Partisan des idées nouvelles, membre actif de plusieurs sociétés populaires, il fut élu, le 8 septembre 1792, membre de la Convention par le département du Gard, le 8e et dernier, avec 256 voix sur 300 votants. Il siégea à droite, vota avec les Girondins, et, dans le procès de Louis XVI, répondit au 3e appel nominal :
« Mes commettants m'ont envoyé pour prononcer sur le sort de Louis. Je n'ai jamais douté de cette mission. Je suis convaincu que Louis est coupable. Mais sa mort, quoique juste, me paraît avoir des dangers que n'a pas sa conservation. Ces dangers qui grondent dans l'avenir, et qui sont déjà prêts à s'élancer sur ma patrie, me font un devoir de soumettre à mes commettants une décision éventuellement funeste, ou à en prendre une qui ne soit pas irrévocable. Je vote pour la mort, mais en adhérant à la réserve proposée par Mailhe, relative au sursis. »

Il demanda la levée du séquestre mis sur les biens des étrangers, la suppression des commissions exécutives qui avaient remplacé les ministères, appuya la mise en accusation de Marat, signa une adresse du département du Gard contre le 31 mai, et fit partie du comité de Salut public. Envoyé en mission dans l'Aveyron, le Cantal, l'Ardèche, la Lozère, la Haute-Loire et le Puy-de-Dôme, il s'y fit remarquer par sa modération, n'exigea des prêtres que la soumission au pouvoir établi, ce qui lui valut son rappel ; il se cacha, et put échapper ainsi au sort des Girondins.

Le 4 brumaire an IV, il entra comme ex-conventionnel au Conseil des Cinq-Cents, demanda le maintien de la loi qui confisquait les biens des émigrés et des conspirateurs, parla en faveur des prêtres insermentés, et réclama la fin des mesures violentes qui compromettaient la liberté.

Réélu au même conseil par le département du Gard, le 24 germinal an VI, avec 148 voix, il s'associa, le 18 fructidor, aux proscriptions décrétées par la majorité républicaine ; il embrassa, au 18 brumaire, le parti de Bonaparte.
Le 19 fructidor, il remplaça au fauteuil Lucien Bonaparte, lorsque celui-ci se retira, avant l'entrée des soldats, devant l'hostilité menaçante de l'Assemblée. Chazal fut nommé, ce même jour, membre de la Commission intermédiaire des Cinq-Cents, et entra au Tribunat le 4 nivôse an VIII. Il y proposa le droit pour l'Etat de recueillir les successions immédiatement après les collatéraux du second degré, combattit la réduction du nombre des justices de paix, et se prononça contre le Code civil. Son opposition l'en fit sortir, à la première élimination de 1802.
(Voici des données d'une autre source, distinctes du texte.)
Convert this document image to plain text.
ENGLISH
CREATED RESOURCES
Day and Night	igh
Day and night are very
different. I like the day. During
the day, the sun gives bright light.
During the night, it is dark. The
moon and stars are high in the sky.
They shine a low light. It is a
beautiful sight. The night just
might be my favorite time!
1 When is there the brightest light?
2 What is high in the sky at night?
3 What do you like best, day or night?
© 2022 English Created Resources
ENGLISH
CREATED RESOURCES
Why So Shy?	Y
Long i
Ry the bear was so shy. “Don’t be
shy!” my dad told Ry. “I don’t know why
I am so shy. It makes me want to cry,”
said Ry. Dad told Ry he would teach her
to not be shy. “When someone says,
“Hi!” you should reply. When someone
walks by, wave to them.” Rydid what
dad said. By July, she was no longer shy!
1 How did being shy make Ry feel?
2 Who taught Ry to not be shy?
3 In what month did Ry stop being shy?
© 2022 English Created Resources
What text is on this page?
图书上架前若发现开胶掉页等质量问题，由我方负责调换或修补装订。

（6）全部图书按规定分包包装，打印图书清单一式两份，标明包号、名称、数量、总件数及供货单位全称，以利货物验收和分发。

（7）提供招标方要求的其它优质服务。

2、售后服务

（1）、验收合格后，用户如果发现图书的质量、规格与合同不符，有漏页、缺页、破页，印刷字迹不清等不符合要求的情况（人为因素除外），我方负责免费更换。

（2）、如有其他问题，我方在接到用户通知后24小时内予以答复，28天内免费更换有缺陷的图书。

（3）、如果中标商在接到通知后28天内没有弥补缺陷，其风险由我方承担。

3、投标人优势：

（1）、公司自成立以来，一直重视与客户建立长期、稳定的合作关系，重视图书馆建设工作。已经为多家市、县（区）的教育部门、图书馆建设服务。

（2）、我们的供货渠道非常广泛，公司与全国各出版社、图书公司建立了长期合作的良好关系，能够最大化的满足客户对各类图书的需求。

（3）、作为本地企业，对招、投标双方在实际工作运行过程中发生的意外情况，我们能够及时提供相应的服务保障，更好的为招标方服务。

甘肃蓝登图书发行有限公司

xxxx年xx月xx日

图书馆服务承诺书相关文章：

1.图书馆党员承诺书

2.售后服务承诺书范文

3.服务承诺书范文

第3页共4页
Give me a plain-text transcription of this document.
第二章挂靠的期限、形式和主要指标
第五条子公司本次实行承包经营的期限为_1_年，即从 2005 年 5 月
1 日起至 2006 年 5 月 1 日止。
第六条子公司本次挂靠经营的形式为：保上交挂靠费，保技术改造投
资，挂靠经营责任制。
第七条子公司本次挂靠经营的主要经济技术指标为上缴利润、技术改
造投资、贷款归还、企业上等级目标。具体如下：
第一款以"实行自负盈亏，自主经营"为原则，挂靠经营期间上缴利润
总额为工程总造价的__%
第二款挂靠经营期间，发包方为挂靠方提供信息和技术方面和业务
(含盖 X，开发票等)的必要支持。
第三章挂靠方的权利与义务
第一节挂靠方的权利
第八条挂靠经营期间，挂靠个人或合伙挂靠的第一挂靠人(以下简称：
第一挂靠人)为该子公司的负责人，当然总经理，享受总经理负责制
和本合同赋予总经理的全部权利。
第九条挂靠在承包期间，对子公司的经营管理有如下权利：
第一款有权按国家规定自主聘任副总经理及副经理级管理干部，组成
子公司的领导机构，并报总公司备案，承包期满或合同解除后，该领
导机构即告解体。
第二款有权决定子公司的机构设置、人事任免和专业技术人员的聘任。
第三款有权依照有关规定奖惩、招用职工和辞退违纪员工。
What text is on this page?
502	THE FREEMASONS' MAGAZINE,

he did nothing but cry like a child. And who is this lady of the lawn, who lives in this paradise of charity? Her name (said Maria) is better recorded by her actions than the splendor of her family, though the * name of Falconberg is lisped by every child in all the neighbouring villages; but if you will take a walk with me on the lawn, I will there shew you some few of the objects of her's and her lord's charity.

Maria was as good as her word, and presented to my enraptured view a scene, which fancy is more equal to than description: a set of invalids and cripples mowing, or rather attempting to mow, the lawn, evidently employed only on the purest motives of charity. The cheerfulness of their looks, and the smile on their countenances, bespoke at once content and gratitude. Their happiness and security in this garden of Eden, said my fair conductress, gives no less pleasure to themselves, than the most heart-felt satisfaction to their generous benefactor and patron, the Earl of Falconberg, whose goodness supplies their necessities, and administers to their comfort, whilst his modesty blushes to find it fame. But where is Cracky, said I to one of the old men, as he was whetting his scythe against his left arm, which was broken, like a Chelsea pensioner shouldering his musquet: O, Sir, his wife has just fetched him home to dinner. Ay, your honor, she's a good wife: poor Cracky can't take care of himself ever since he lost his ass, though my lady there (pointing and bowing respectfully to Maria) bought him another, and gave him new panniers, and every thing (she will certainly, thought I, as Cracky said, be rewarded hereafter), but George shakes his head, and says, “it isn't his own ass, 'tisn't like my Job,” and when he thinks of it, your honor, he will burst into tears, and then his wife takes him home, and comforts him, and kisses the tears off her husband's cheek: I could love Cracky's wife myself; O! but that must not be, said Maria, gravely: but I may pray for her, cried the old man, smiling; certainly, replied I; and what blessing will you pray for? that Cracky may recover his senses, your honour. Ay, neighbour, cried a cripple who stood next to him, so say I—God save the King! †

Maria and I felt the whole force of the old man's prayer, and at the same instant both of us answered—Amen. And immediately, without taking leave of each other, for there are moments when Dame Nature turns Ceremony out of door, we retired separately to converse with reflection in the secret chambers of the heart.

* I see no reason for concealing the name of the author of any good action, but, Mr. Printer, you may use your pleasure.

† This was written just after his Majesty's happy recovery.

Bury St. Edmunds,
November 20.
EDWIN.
Il fut nommé (27 fructidor an X) préfet des Hautes-Pyrénées, puis membre de la Légion d'honneur (25 prairial an XII), officier du même ordre (23 juillet 1808), préfet des Hautes-Alpes (12 mars 1813), et baron de l'Empire.

Destitué au retour des Bourbons, il fut appelé, pendant les Cent-Jours, à la préfecture du Finistère (mars 1815), et tomba, à la seconde Restauration, sous le coup de la loi du 12 janvier 1816 contre les régicides.

Il se retira à Bruxelles, rentra en France après la révolution de Juillet, et fut admis à la retraite comme préfet le 18 décembre 1830.

Il mourut au cours d'un voyage à Bruxelles.

Il a publié : J. P. Chazal à ses anciens collègues du Tribunat (1802).